US 12,439,431 B2
	Methods and systems for scheduling mmWave communications using reinforcement learning
Hongsheng Lu, San Jose, CA (US); Chenyuan He, Jiangsu (CN); Bin Cheng, New York, NY (US); and Takayuki Shimizu, Santa Clara, CA (US)
Assigned to Toyota Motor Engineering & Manufacturing North America, Inc., Plano, TX (US)
Filed by Toyota Motor Engineering & Manufacturing North America, Inc., Plano, TX (US)
Filed on Jun. 22, 2021, as Appl. No. 17/354,045.
Prior Publication US 2022/0408408 A1, Dec. 22, 2022
Int. Cl. H04W 72/30 (2023.01); G05B 13/02 (2006.01); H04W 4/40 (2018.01)

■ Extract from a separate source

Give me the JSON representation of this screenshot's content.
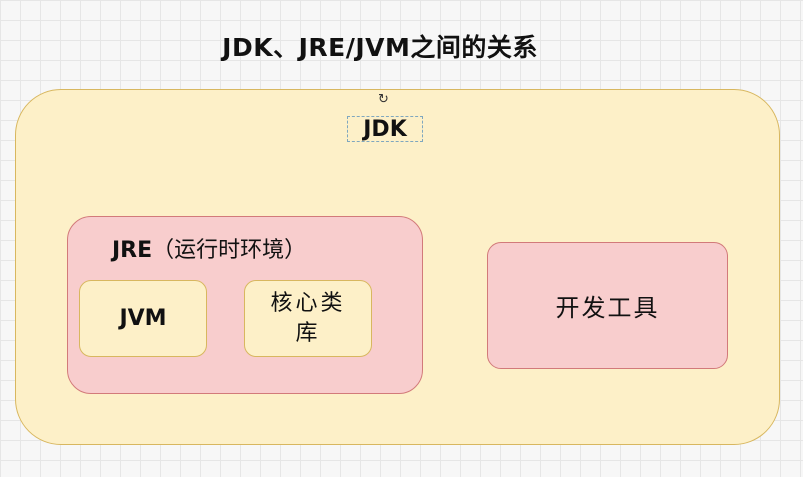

CPC H04W 72/30 (2023.01) [G05B 13/0265 (2013.01); H04W 4/40 (2018.02)]

13 Claims

1. A controller which is configured to:

receive an intent to communicate from one or more of a plurality of nodes;

identify a plurality of states based at least in part on the one or more intents to communicate, each of the plurality of states indicating status of mmWave communication links among the plurality of nodes;

calculate an updated value for each of the plurality of states iteratively based on a value iteration algorithm and a previous value for each of the plurality of states until the updated value for each of the plurality of states converges; and

select one of the plurality of states based on the converged values for the plurality of states, wherein:

the updated value for each of the plurality of states is calculated at least based on a reward value and a transition probability from a first state to a second state; and

the reward value is calculated based on a weight value related to a link to be added or removed and a number of conflicts due to an addition or a removal of the link.